33日間だけの「幻の駅」が、大阪府吹田市にかつてあった。その駅は、阪急京都線について書かれた数冊の本に登場する。一体、どこにあったのか――。
ある男性が、この謎に迫った。阪急京都線沿線にある京都府大山崎町で生まれ育った、林宏祐さん(32)。本職は、フリーでコンベンション運営の仕事をしている。そして、阪急京都線をかつて運行していた「新京阪鉄道」にひかれ、「新京阪電車研究家」と名乗っている。
林さんがずっと気になっていたという幻の駅。それは「吹田観音前駅」だ。
書物を調べると、ある本には、臨時駅として「上新庄―相川間に設けられた」と書いてあった。

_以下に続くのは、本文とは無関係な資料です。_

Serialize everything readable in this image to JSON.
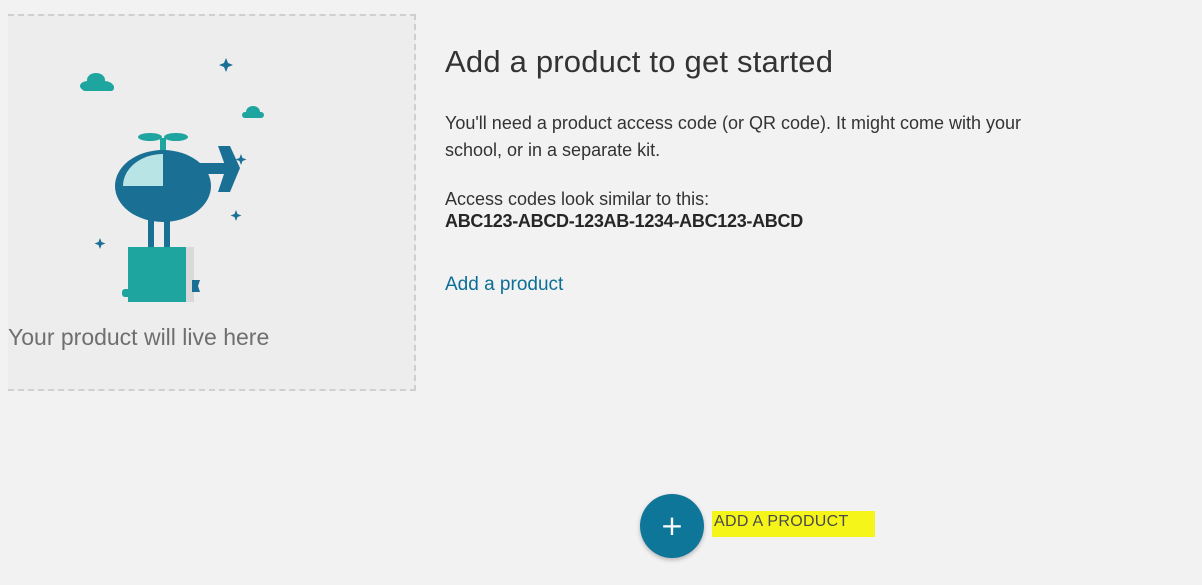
{
  "placeholder": {
    "caption": "Your product will live here",
    "illustration_icon": "helicopter-with-book-illustration"
  },
  "info": {
    "title": "Add a product to get started",
    "description_line1": "You'll need a product access code (or QR code). It might come with your",
    "description_line2": "school, or in a separate kit.",
    "codes_label": "Access codes look similar to this:",
    "code_example": "ABC123-ABCD-123AB-1234-ABC123-ABCD",
    "add_link": "Add a product"
  },
  "fab": {
    "icon": "plus-icon",
    "icon_glyph": "+",
    "label": "ADD A PRODUCT"
  },
  "colors": {
    "background": "#f2f2f2",
    "accent": "#0e7799",
    "link": "#0b6f95",
    "highlight": "#f5f51a",
    "illustration_teal": "#1ea5a0",
    "illustration_blue": "#1a6f94"
  }
}
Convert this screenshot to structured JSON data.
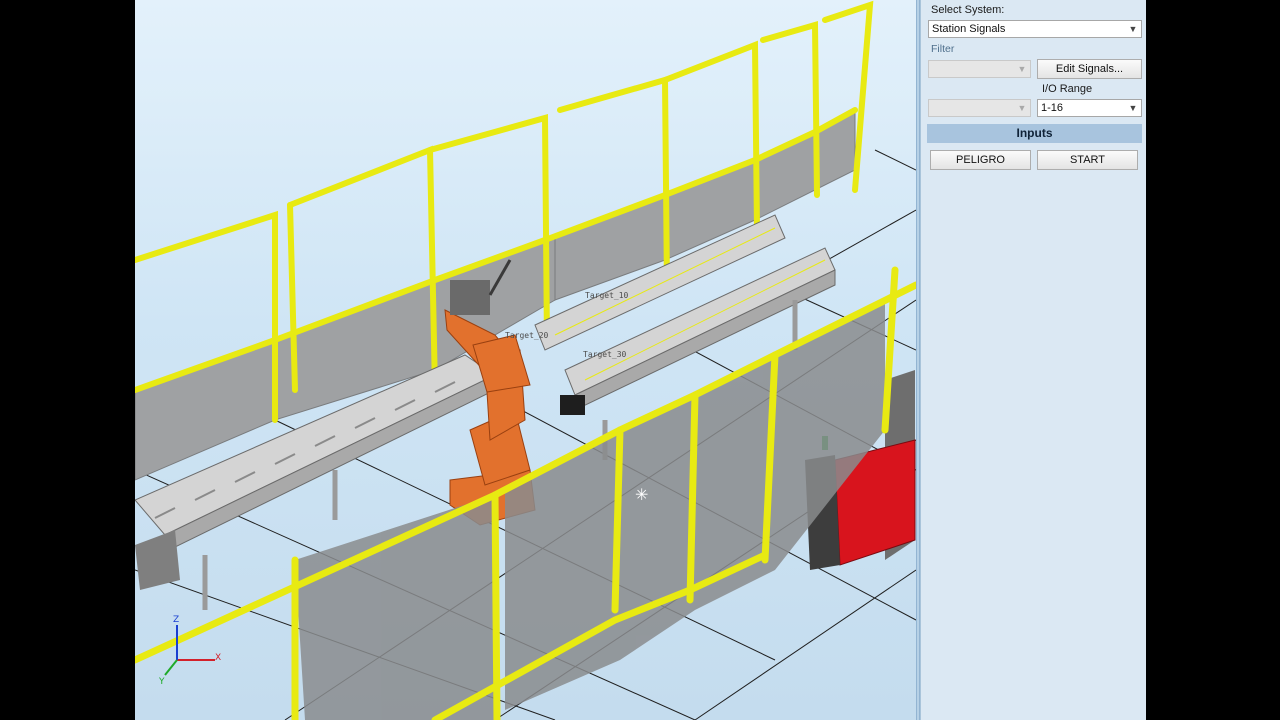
{
  "panel": {
    "select_system_label": "Select System:",
    "select_system_value": "Station Signals",
    "filter_label": "Filter",
    "filter_value": "",
    "edit_signals_label": "Edit Signals...",
    "io_range_label": "I/O Range",
    "io_range_left_value": "",
    "io_range_value": "1-16",
    "section_title": "Inputs",
    "inputs": [
      {
        "label": "PELIGRO"
      },
      {
        "label": "START"
      }
    ]
  },
  "viewport": {
    "target_labels": [
      "Target_10",
      "Target_20",
      "Target_30"
    ],
    "axis_labels": {
      "x": "X",
      "y": "Y",
      "z": "Z"
    },
    "colors": {
      "fence": "#e8ea12",
      "robot": "#e2712d",
      "cabinet": "#d8141d",
      "conveyor": "#c7c7c7",
      "panel_fill": "#9fa1a3"
    }
  }
}
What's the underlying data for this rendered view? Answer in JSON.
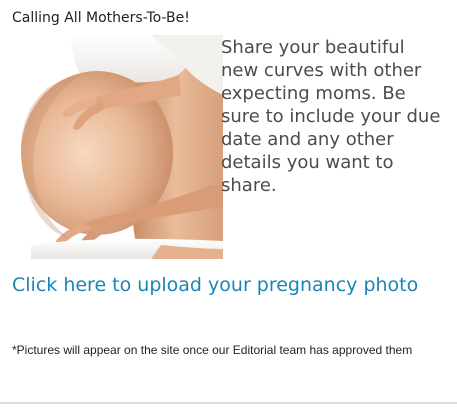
{
  "widget": {
    "title": "Calling All Mothers-To-Be!",
    "image": "pregnant-belly-photo",
    "description": "Share your beautiful new curves with other expecting moms. Be sure to include your due date and any other details you want to share.",
    "upload_link": "Click here to upload your pregnancy photo",
    "footnote": "*Pictures will appear on the site once our Editorial team has approved them"
  },
  "colors": {
    "link": "#1a86b8",
    "body_text": "#4c4c4c",
    "title_text": "#222222",
    "divider": "#dcdcdc"
  }
}
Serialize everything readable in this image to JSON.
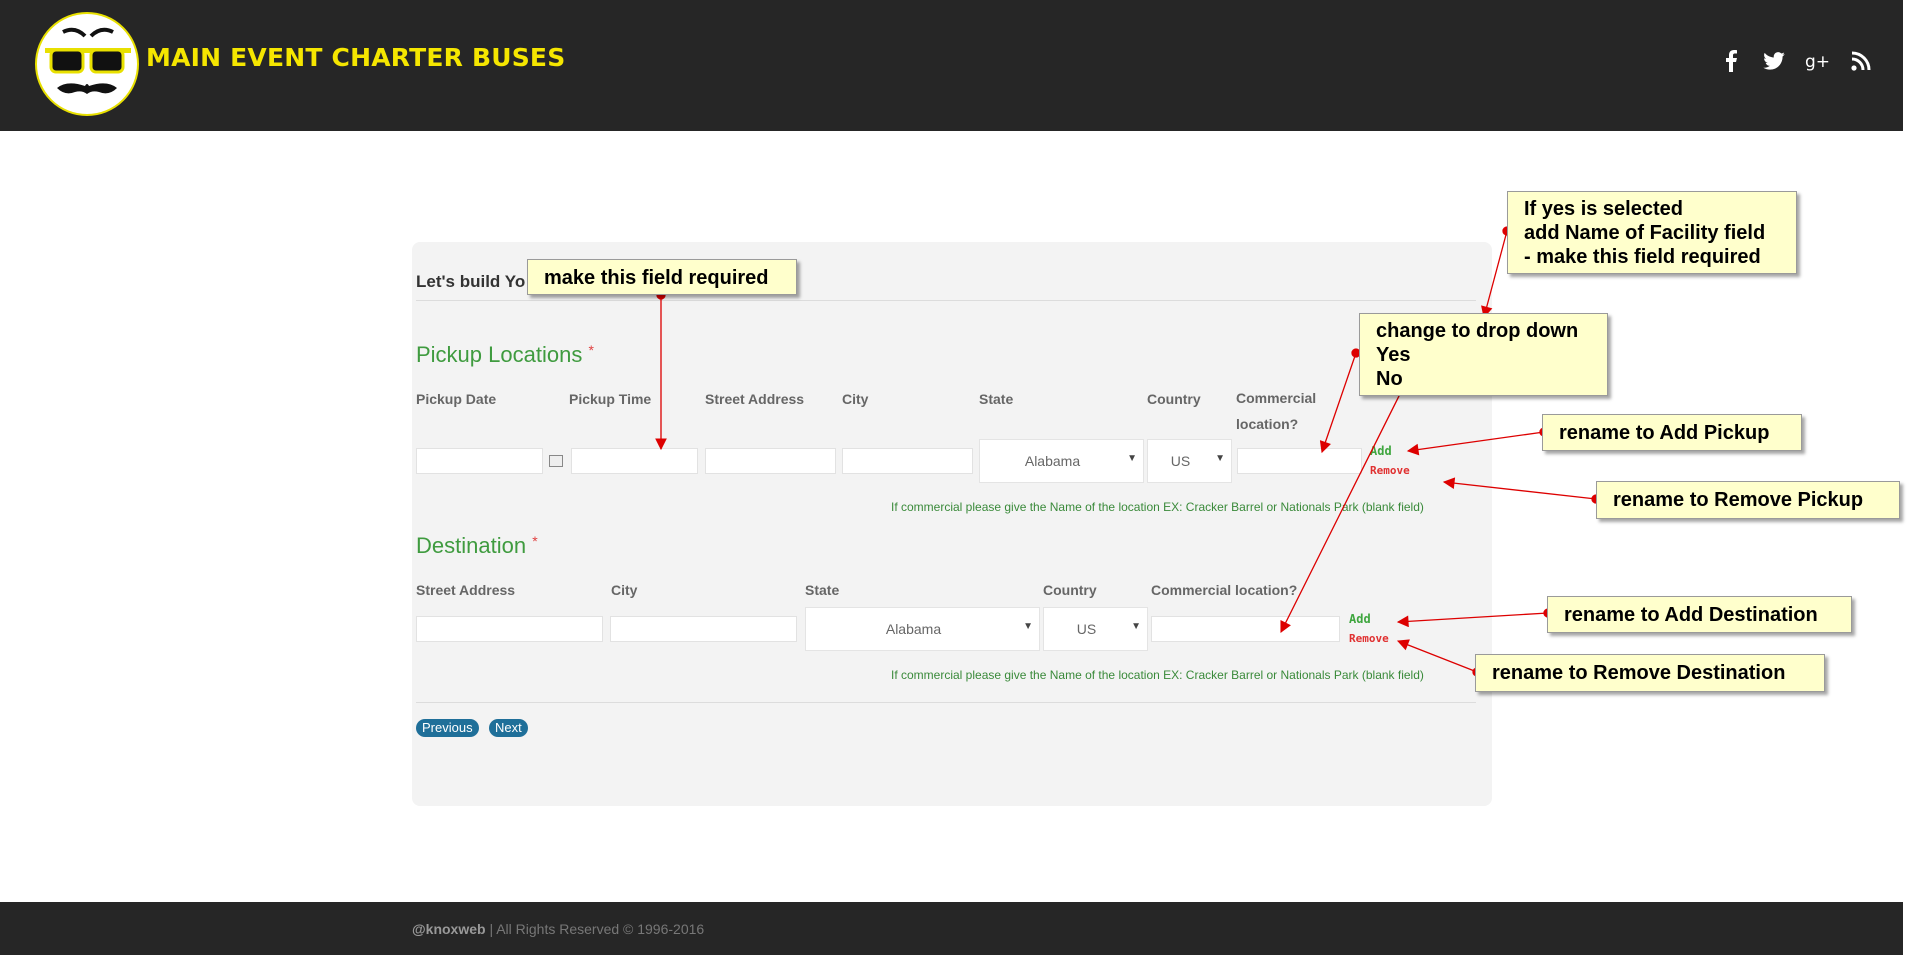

ただ、阪急京都線の上新庄駅と相川駅は、いずれも大阪市東淀川区で、吹田市ではない。
さらに駅間は1キロほどと短い。この距離で臨時駅を設けるだろうか。
深まる謎。林さんは東京の国立公文書館まで行き、臨時駅設置の届け出書類を確かめることにした。
新京阪鉄道の書類を片っ端から見た。
見つけた――。「吹田観音前駅」の届け出だ。
1941(昭和16)年のものだった。